Voor een parametrische tester met zoveel mogelijk testmogelijkheden daarentegen kan je het beste testadapters maken voor de verschillende voeten. Je hebt dan niet het probleem van een hoop loze bedrading. Je hebt dan ook de mogelijkheid om alle bedrading tot aan de testvoet af te schermen.
Ik loop nu al tijden rond met het idee om eens een partij reproducties voor de metrix U61 verloopvoeten te laten produceren. Mocht iemand hier interesse in hebben dan mogen ze mij een mailtje sturen.

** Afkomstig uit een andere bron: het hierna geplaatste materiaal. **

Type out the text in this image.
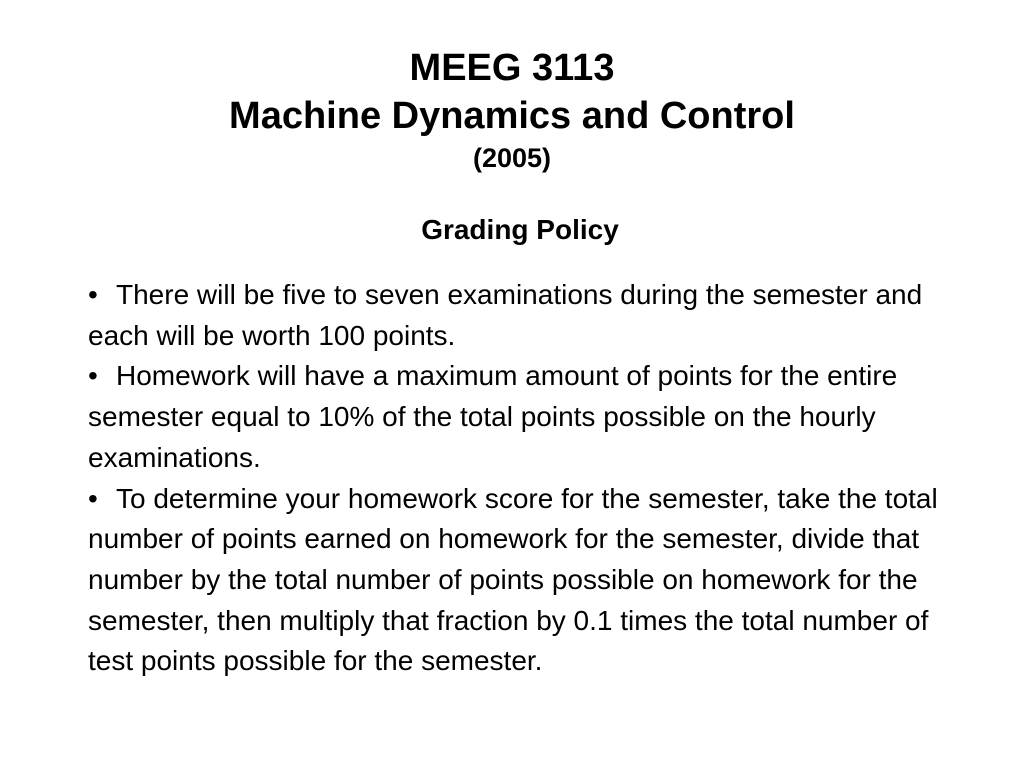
MEEG 3113
Machine Dynamics and Control
(2005)
Grading Policy

• There will be five to seven examinations during the semester and each will be worth 100 points.

• Homework will have a maximum amount of points for the entire semester equal to 10% of the total points possible on the hourly examinations.

• To determine your homework score for the semester, take the total number of points earned on homework for the semester, divide that number by the total number of points possible on homework for the semester, then multiply that fraction by 0.1 times the total number of test points possible for the semester.
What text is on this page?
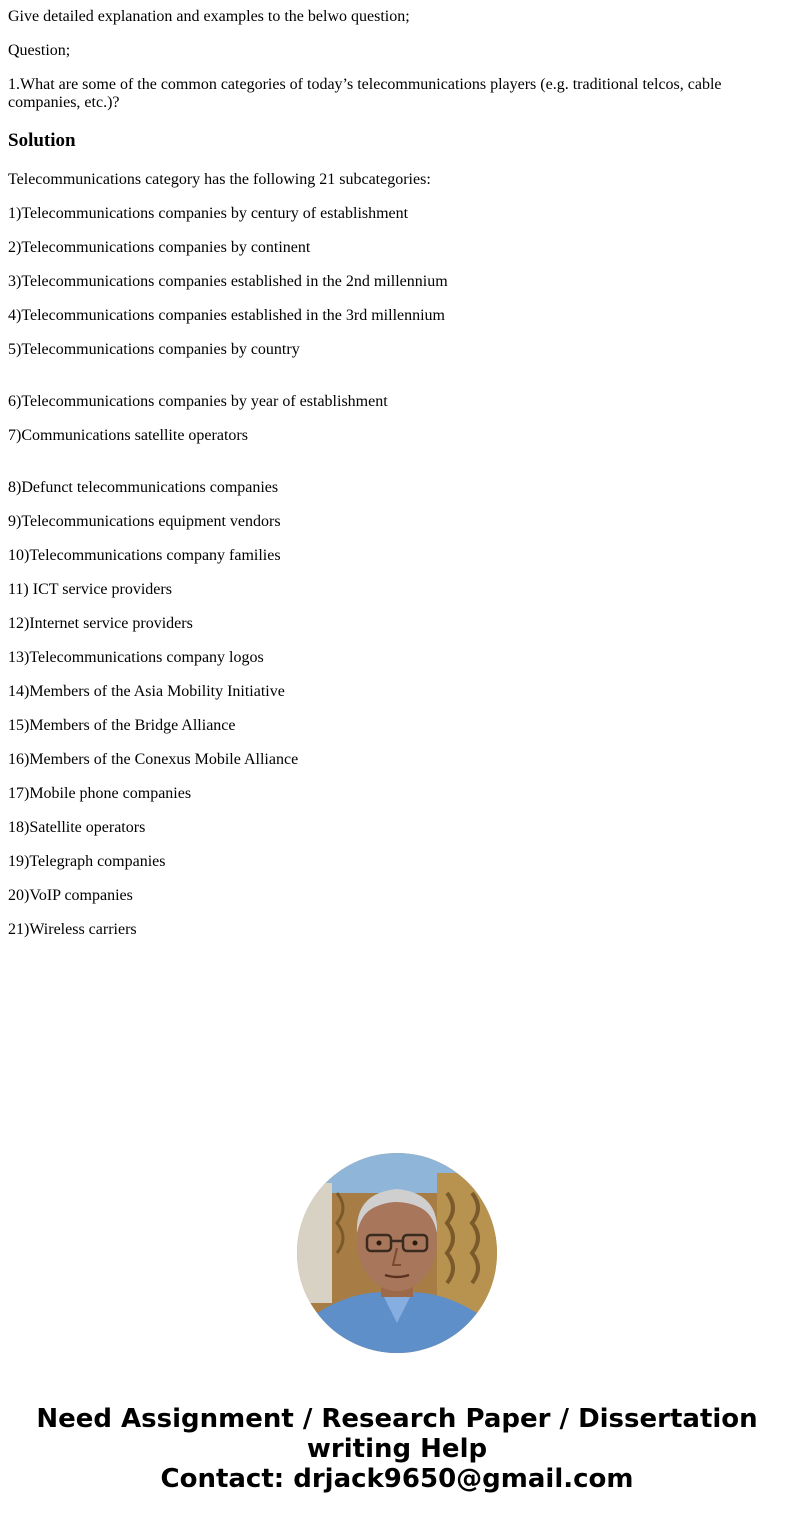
Give detailed explanation and examples to the belwo question;

Question;

1.What are some of the common categories of today’s telecommunications players (e.g. traditional telcos, cable companies, etc.)?

Solution

Telecommunications category has the following 21 subcategories:

1)Telecommunications companies by century of establishment

2)Telecommunications companies by continent

3)Telecommunications companies established in the 2nd millennium

4)Telecommunications companies established in the 3rd millennium

5)Telecommunications companies by country

6)Telecommunications companies by year of establishment

7)Communications satellite operators

8)Defunct telecommunications companies

9)Telecommunications equipment vendors

10)Telecommunications company families

11) ICT service providers

12)Internet service providers

13)Telecommunications company logos

14)Members of the Asia Mobility Initiative

15)Members of the Bridge Alliance

16)Members of the Conexus Mobile Alliance

17)Mobile phone companies

18)Satellite operators

19)Telegraph companies

20)VoIP companies

21)Wireless carriers

Need Assignment / Research Paper / Dissertation
writing Help
Contact: drjack9650@gmail.com
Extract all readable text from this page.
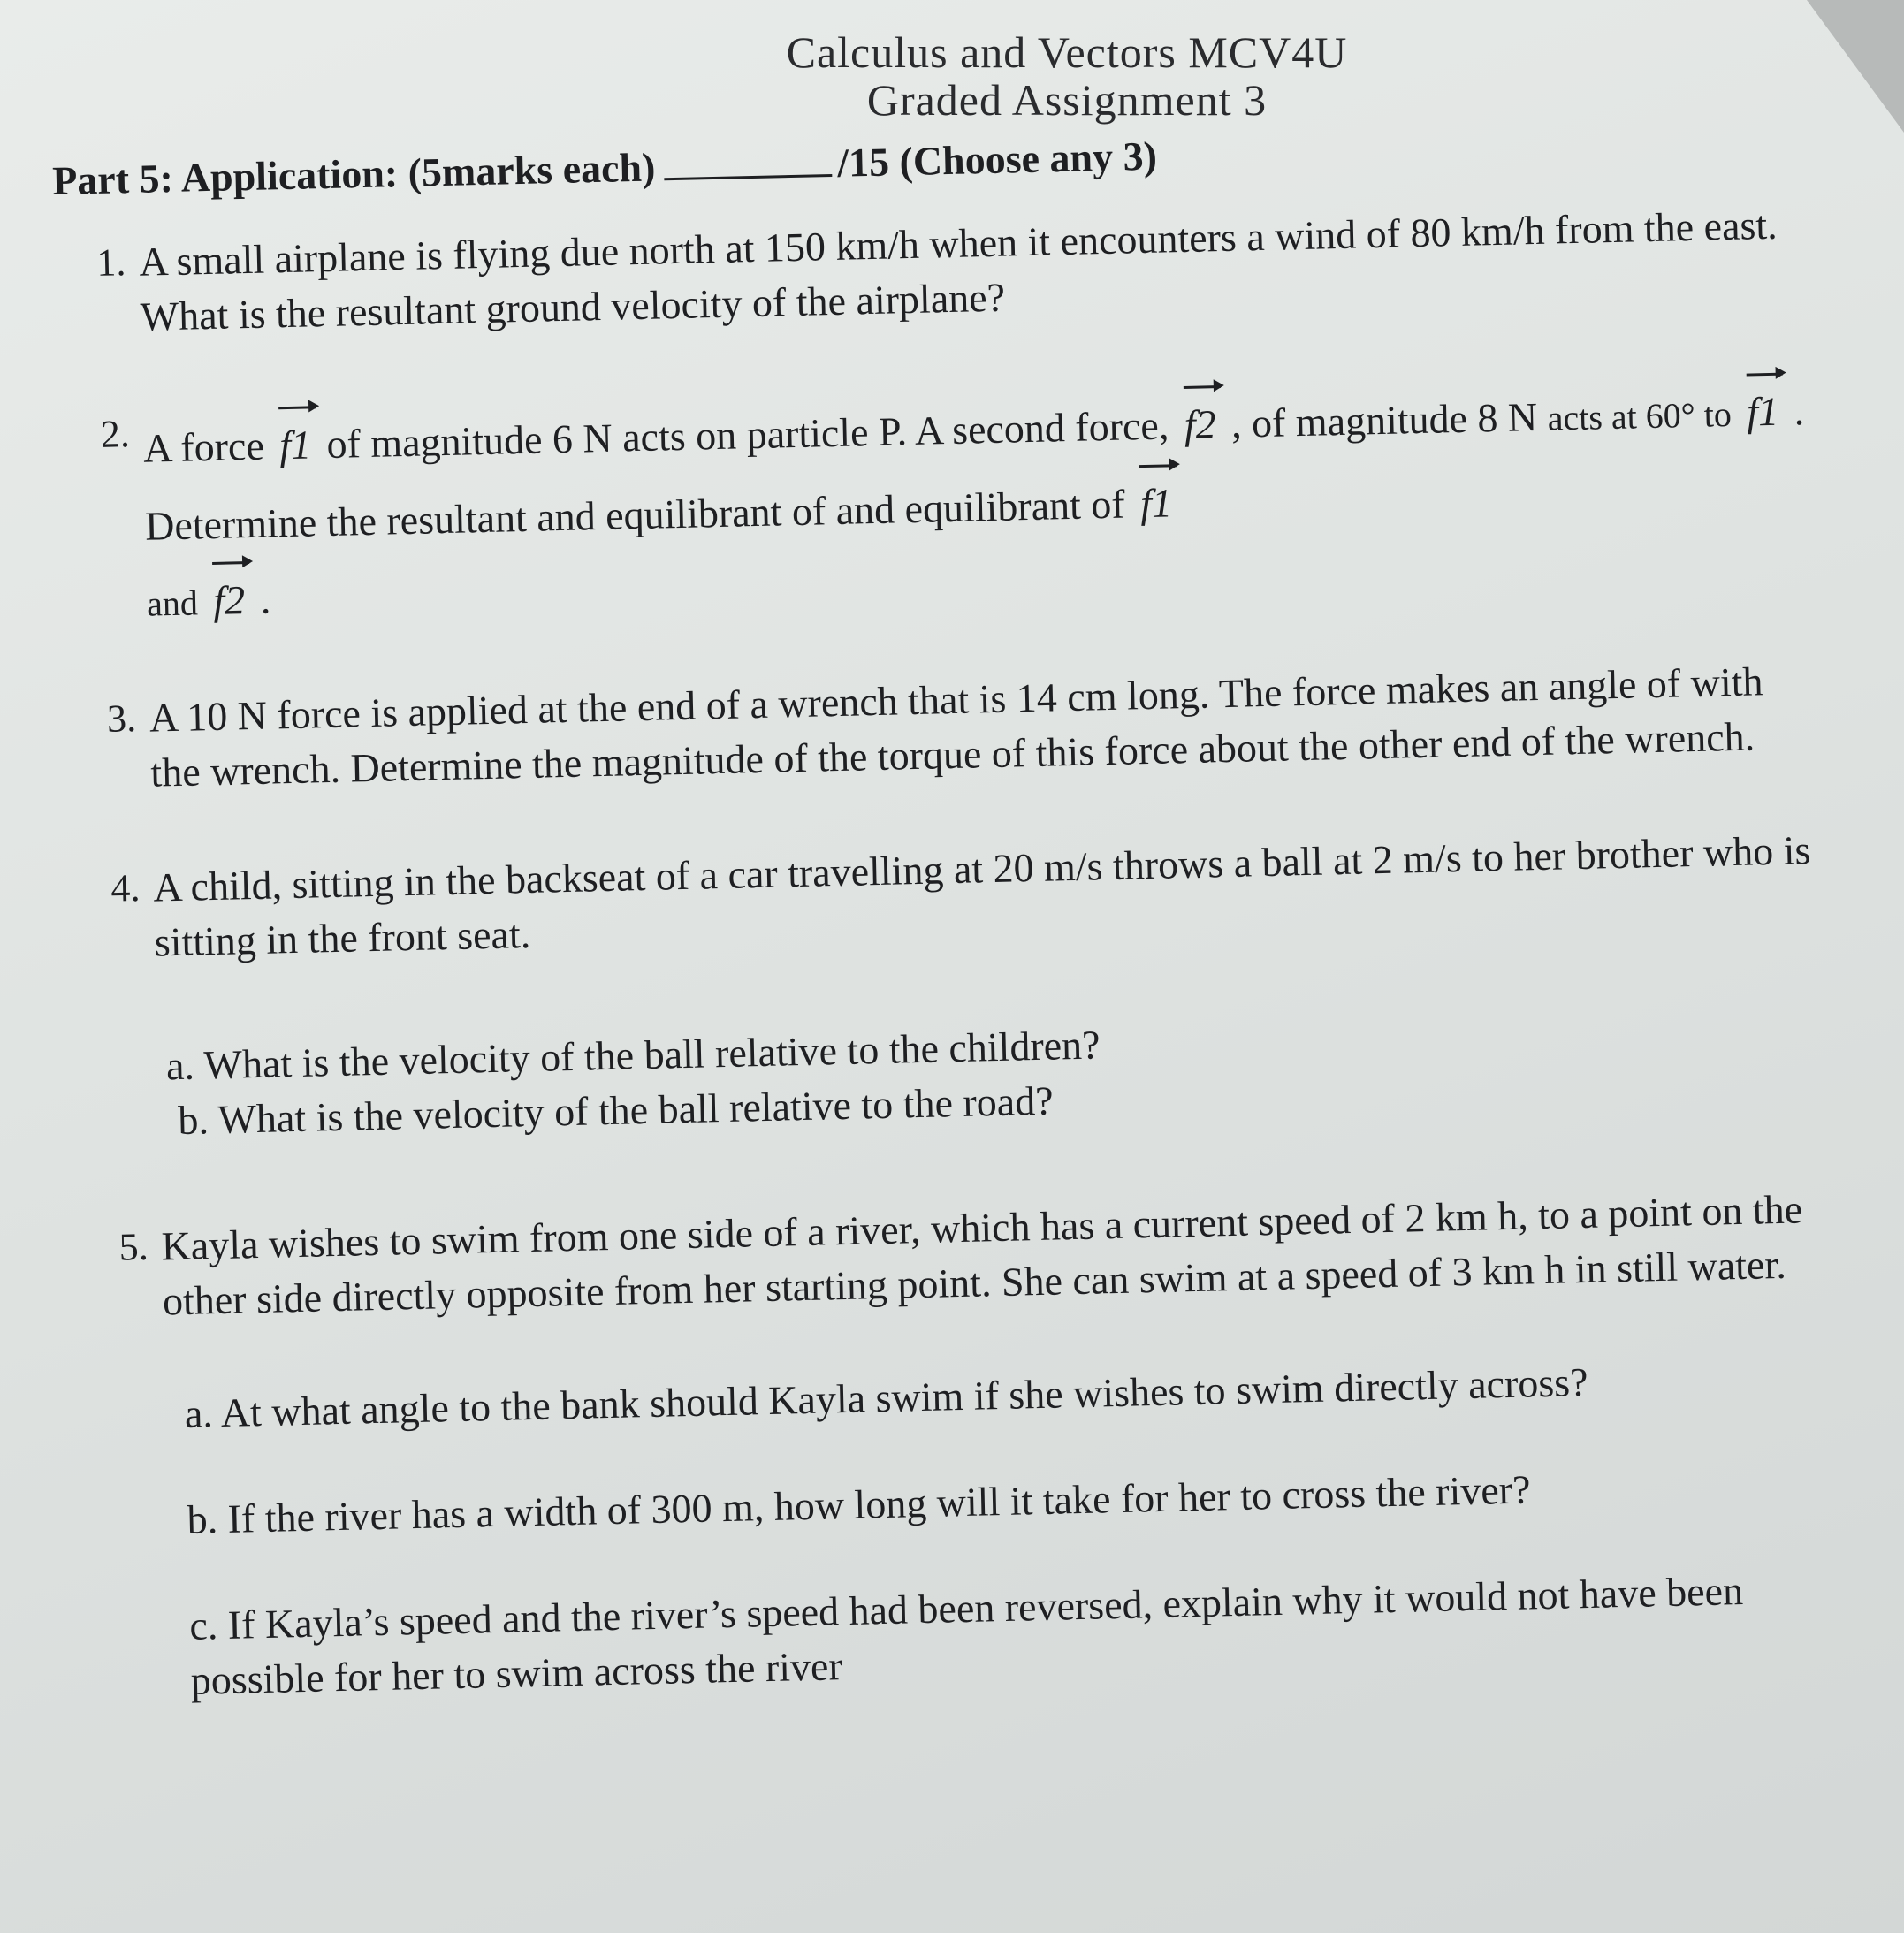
Calculus and Vectors MCV4U
Graded Assignment 3
Part 5: Application: (5marks each)	/15 (Choose any 3)
1. A small airplane is flying due north at 150 km/h when it encounters a wind of 80 km/h from the east. What is the resultant ground velocity of the airplane?

2. A force f1 of magnitude 6 N acts on particle P. A second force, f2 , of magnitude 8 N acts at 60° to f1 . Determine the resultant and equilibrant of and equilibrant of f1
and f2 .

3. A 10 N force is applied at the end of a wrench that is 14 cm long. The force makes an angle of with the wrench. Determine the magnitude of the torque of this force about the other end of the wrench.

4. A child, sitting in the backseat of a car travelling at 20 m/s throws a ball at 2 m/s to her brother who is sitting in the front seat.

a. What is the velocity of the ball relative to the children?
b. What is the velocity of the ball relative to the road?
5. Kayla wishes to swim from one side of a river, which has a current speed of 2 km h, to a point on the other side directly opposite from her starting point. She can swim at a speed of 3 km h in still water.

a. At what angle to the bank should Kayla swim if she wishes to swim directly across?
b. If the river has a width of 300 m, how long will it take for her to cross the river?
c. If Kayla’s speed and the river’s speed had been reversed, explain why it would not have been possible for her to swim across the river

Nog wat opmerkingen MBT zelfbouw buizentesters:

Een zelfbouw tester is makkelijk realiseerbaar, je bent er ongeveer net zoveel tijd mee zoet als het bouwen van een eindversterker/ volledig opknappen van een radio.
Een goede parametrische tester, die daarnaast nog eens simpel te bedienen is (Voorbedrade sockets/ zo min mogelijk knoppen is een handig instrument om te hebben voor het meten van eindpitten.
Wat betreft precisie is het handig (als je dan toch een halfgeleiderapparaat bouwt) Om een moderne Referentie hiervoor te gebruiken LM199 (ook al 40 jaar oud)
je kan dan alle opgewekte spanningen afleiden van een precisie referentie, dat heb ik ook gedaan in mijn zelfbouw testertje, REF 01 als referentie, daar wordt met een zwik opamps en verschill versterkers de hoogspanning en negatief uit betrokken.
Als je ervoor kiest om een buizenapparaat te bouwen dan voldoet een 85A1 of 85A2 goed als referentie. Het geniet overigens de voorkeur om de voedingsspanning van de referentie te reguleren.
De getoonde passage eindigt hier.